The first formal architecture for integrating indigenous and local knowledge alongside Western science in global policy — and what the resistance it generated reveals about what genuine cross-epistemological encounter actually requires.
IPBES — the Intergovernmental Science-Policy Platform on Biodiversity and Ecosystem Services — was established in 2012 to do for biodiversity what the IPCC had done for climate: synthesise scientific knowledge for policymakers at global scale. But from its founding, IPBES attempted something the IPCC had not: to formally integrate indigenous and local knowledge systems alongside peer-reviewed science, not as supplementary data, but as a parallel and co-equal epistemic framework.

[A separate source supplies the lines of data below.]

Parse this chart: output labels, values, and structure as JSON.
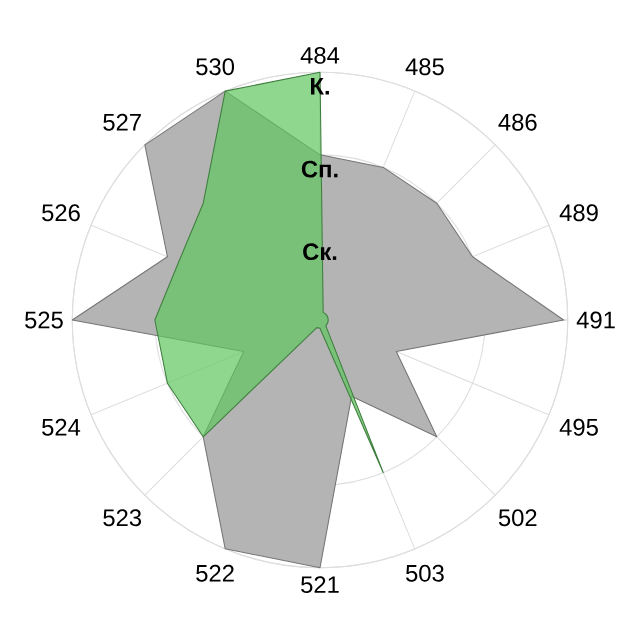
{
  "chart_data": {
    "type": "radar",
    "categories": [
      "484",
      "485",
      "486",
      "489",
      "491",
      "495",
      "502",
      "503",
      "521",
      "522",
      "523",
      "524",
      "525",
      "526",
      "527",
      "530"
    ],
    "ylim": [
      0,
      3
    ],
    "yticks": [
      {
        "value": 1,
        "label": "Ск."
      },
      {
        "value": 2,
        "label": "Сп."
      },
      {
        "value": 3,
        "label": "К."
      }
    ],
    "grid": true,
    "series": [
      {
        "color": "#b4b4b4",
        "values": [
          2,
          2,
          2,
          2,
          2.95,
          1,
          2,
          1,
          3,
          3,
          2,
          1,
          3,
          2,
          3,
          3
        ]
      },
      {
        "color": "#5fc45f",
        "values": [
          3,
          0.1,
          0.1,
          0.1,
          0.1,
          0.1,
          0.1,
          2,
          0.1,
          0.1,
          2,
          2,
          2,
          1.85,
          2,
          3
        ]
      }
    ]
  }
}
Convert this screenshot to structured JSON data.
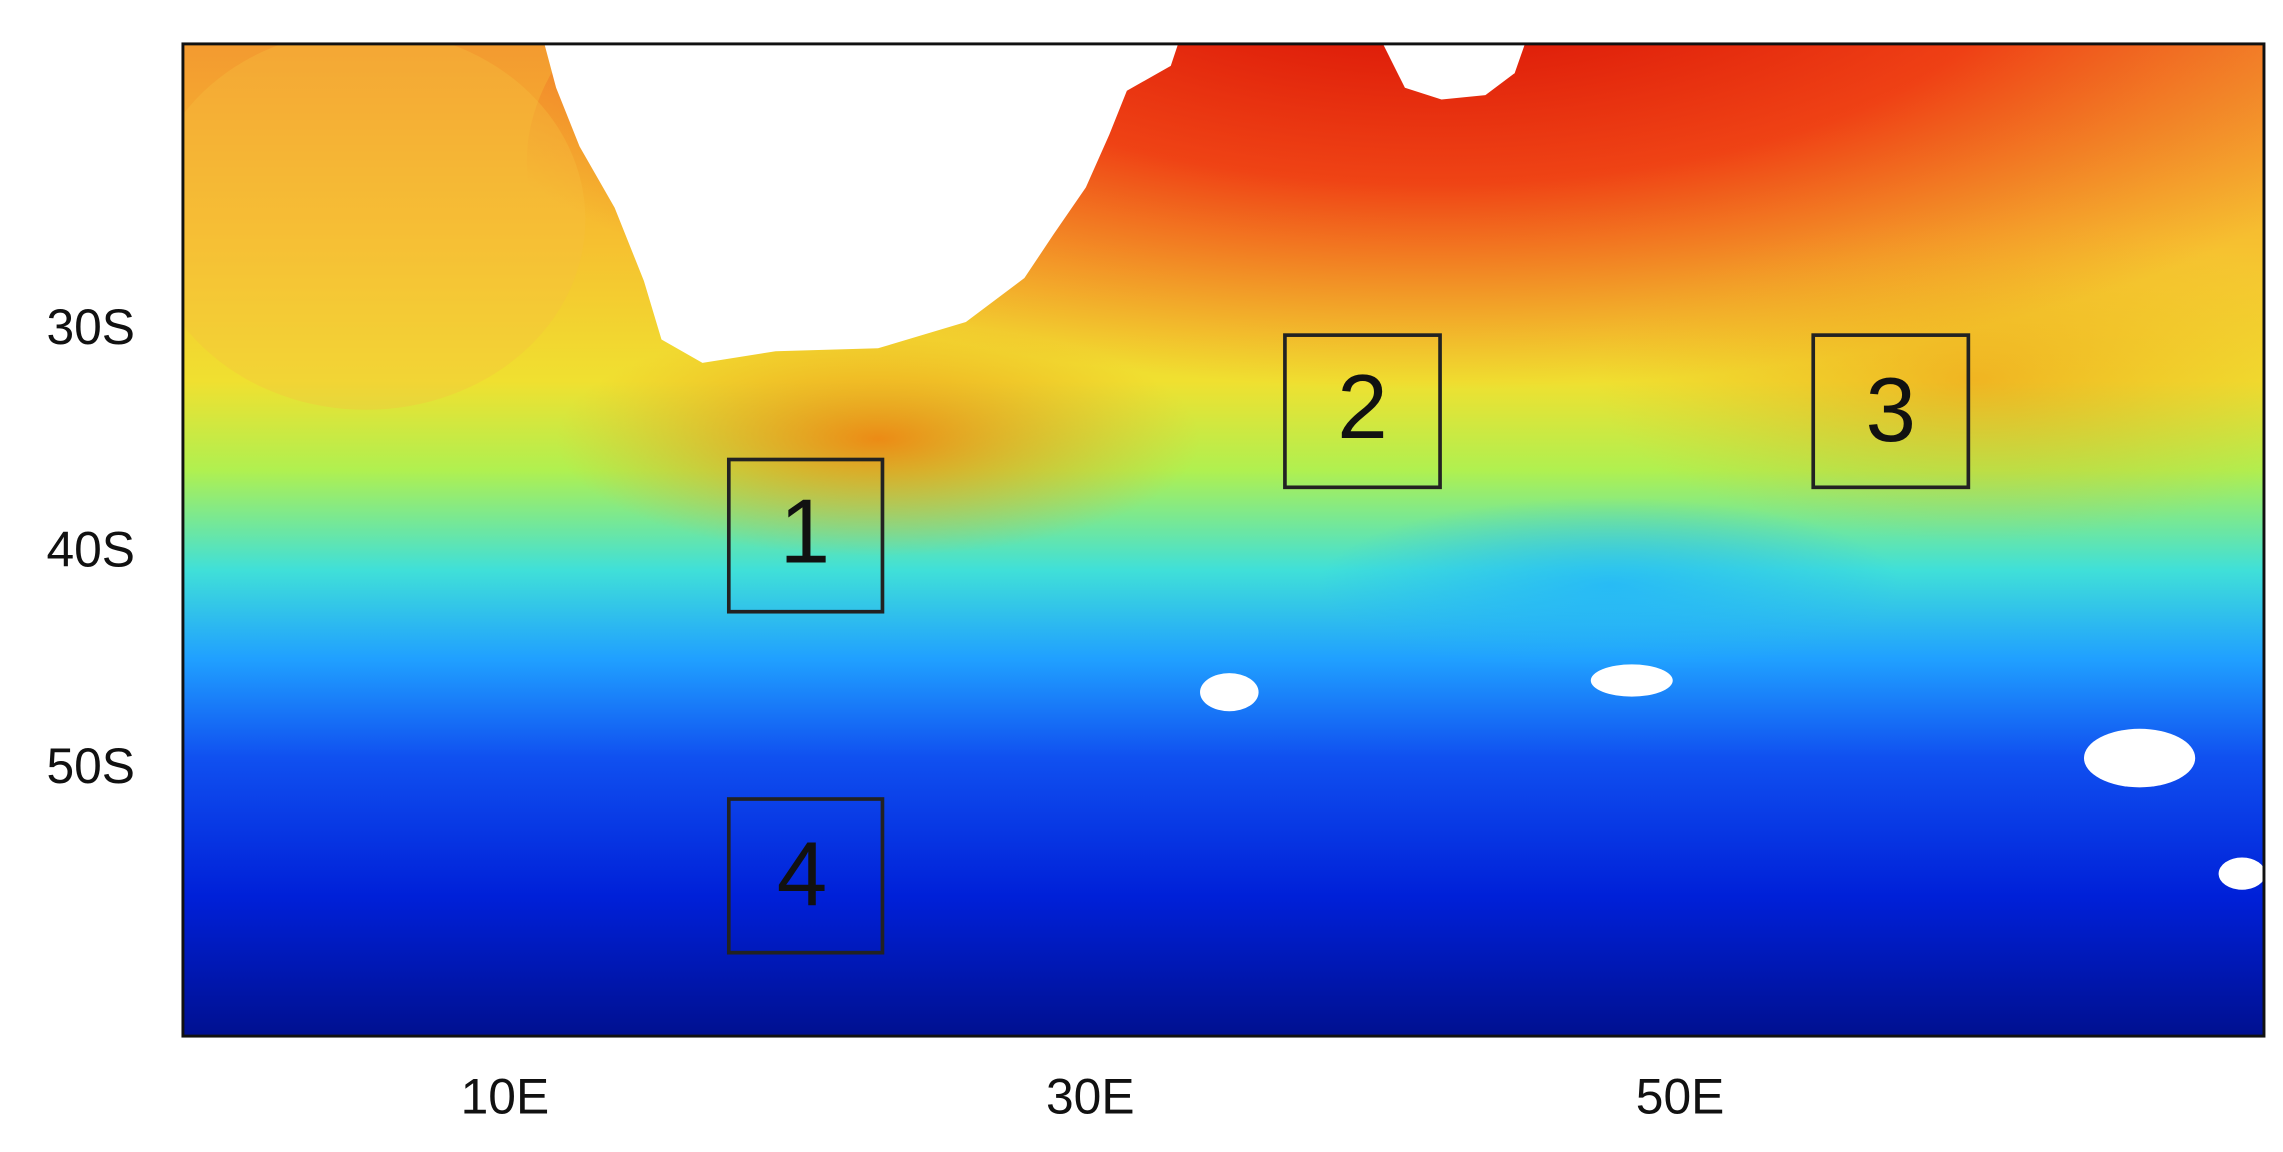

This structural choice was not cosmetic. IPBES developed explicit procedures for how indigenous knowledge would be assessed, weighted, and integrated — including the principle that indigenous knowledge holders, not external researchers interpreting their knowledge, would be the authoritative voice on that knowledge. By its 2019 Global Assessment, IPBES had formally documented that areas under indigenous and community management contain approximately 80% of the world's remaining biodiversity, despite representing a fraction of its total land area. That finding could not have been produced by Western science alone — it required the epistemic contribution of the traditions that had been managing those areas.
IPBES didn't ask what indigenous knowledge could contribute to science. It asked what science and indigenous knowledge could produce together that neither could produce alone. That reframing — from supplementation to synthesis — is the structural move that matters.
The resistance this generated was instructive. Some scientific communities pushed back on the legitimacy of including non-peer-reviewed knowledge in a scientific assessment. Some indigenous communities pushed back on the risk of having their knowledge appropriated, decontextualised, or used in ways that served external agendas. Both forms of resistance illuminate the same thing: genuine cross-epistemological encounter disturbs the certainties of both traditions. That disturbance is not a problem to eliminate. It is evidence that something real is happening.
When indigenous knowledge is formally included as a co-equal epistemic system alongside Western science, the synthesis produces findings that neither tradition could have reached alone — and the resistance from both sides is evidence that the encounter is genuine.
IPBES operates within a policy mandate — its purpose is to inform government decision-making, not to develop the collective consciousness of its participants. The encounter between knowledge systems is real, but it is instrumentalised: oriented toward producing policy-relevant assessments, not toward the deeper question of what sustained genuine encounter between different ways of knowing does to the people doing the encountering.
The procedural architecture for holding different epistemologies in relationship is also still underdeveloped — IPBES has made the structural commitment, but the practice of how different ways of knowing actually meet, challenge, and generate something together in real time remains a frontier it has pointed toward but not crossed.
The most important thing IPBES demonstrates for WhatIfWe is not what it achieved, but what it revealed about the resistance. When you formally position two genuinely different ways of knowing as co-equal, both traditions feel disturbed. Scientists worry about standards of evidence. Indigenous knowledge holders worry about appropriation. That bilateral discomfort is the fingerprint of genuine encounter — and learning to work with it rather than resolve it prematurely is exactly the capacity WhatIfWe's first cohorts will need to develop.
WhatIfWe is not a policy platform, so it does not inherit IPBES's constraint of instrumentalisation. The encounter it is designing is oriented not toward producing assessments, but toward developing the collective consciousness that makes genuine synthesis possible. IPBES shows what the structural commitment looks like. WhatIfWe is attempting to design for what happens in the people when that commitment is sustained over time.